32.そしてこうなりました
「ユミちゃ~ん! こっちにもお水ちょうだ~い!」
「は~い。」
小柄な女性が抱えている洗面器を大きくしたような入れ物に水を満たす。
「ありがとね! ほんと助かるわ~。衛生班に水魔法使える人がいないからいつも騎士様にお願いしてるのよ。」
その騎士様の1人が旦那さまでもある笑顔が可愛らしい女性ターニャさん。
20代前半くらいなのかな?
騎士団に保護されている魔力持ちの平民女性だ。
ターニャさんのように保護された女性は騎士団の騎士と結婚することが多いんだとか。
そりゃそーだよね。
不安だった毎日に安心を与えてくれた人たち。
しかもイケメンで優しい。
恋も芽生えるってもんだよね~。
「ユミちゃんは衛生班所属になったのよね?今回初めての参加でしょ?」
ターニャさんと一緒に衛生班の天幕へ向かう。
「はい。初めての参加です。でも所属してるわけではないんです。普段は食事を作って配達したりとか出向いてその場で作るお仕事をしてて。騎士団とも契約をしてまして衛生班のお仕事もその一貫なんです。」
そう。

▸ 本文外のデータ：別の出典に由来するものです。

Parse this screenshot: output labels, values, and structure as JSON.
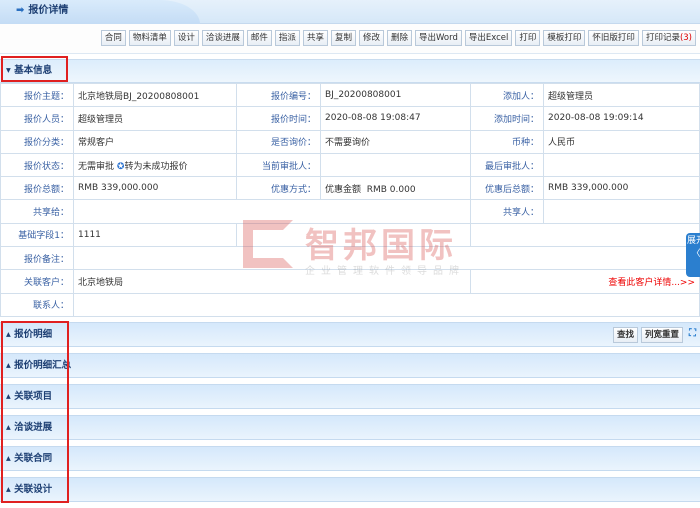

これがあの日の結論だ。
魔力持ちの平民女性を保護したい騎士団側と。できれば属さず自由に自分で仕事をしたいあたしとの折り合いをつけた着地点。
今回の討伐隊衛生班でのお仕事は契約の1つでもあるので、毎回はムリだけどこれから度々参加することになる。
ルエンカ料理のお店は事情を話して円満退職。
予定よりかなり早くお弁当屋さんを開業することになった次第です。
住まいはまだギルドの宿だけど。
さすがに物件探して引っ越す時間はなかった。
魔力持ちがバレた日から1ヶ月ちょい。
ほんと怒涛というかひたすらバタバタだったからなぁ。
やりたかった事だから楽しくもあったけどね。
とくに初めて行った貴族エリアの商店街めっちゃワクワクしちゃった!
お値段は高めだけどスパイス屋さんの品揃えすごいし魔道具屋さんの魔道具も便利なものがたくさんあったし。
稼いでいろいろ仕入れる予定です。
「ええ~!そうなの?これからお水ほしいときはユミちゃんにお願いできると思ったのに~!」
「あはは。ごめんなさい。」
「ちっとも悪いと思ってないでしょ~!」
「うふふ。ごめんなさい。」
「も~~!」
なんかこーゆーの久々~。
他愛もない女子トークめっちゃ楽しい。
今まであたしの周りにいた女子は少々特殊だったからなぁ。
情報通のギルド受付嬢ネリアさんとは半分くらい社会と政治の勉強会的な感じだったし、騎士団ファンのお嬢様方とはマネージャーとファンみたいな立ち位置だったし。
どっちもこの世界で生きていく上でとっても役に立ったけど。
おかげさまでずっとこの世界で生きてきました風に過ごせております。
「なんだか楽しそうだね。僕はもう用無しかな?ターニャさん。」
む。この声は。
声だけでフェロモンだだ漏れてるってどんだけ。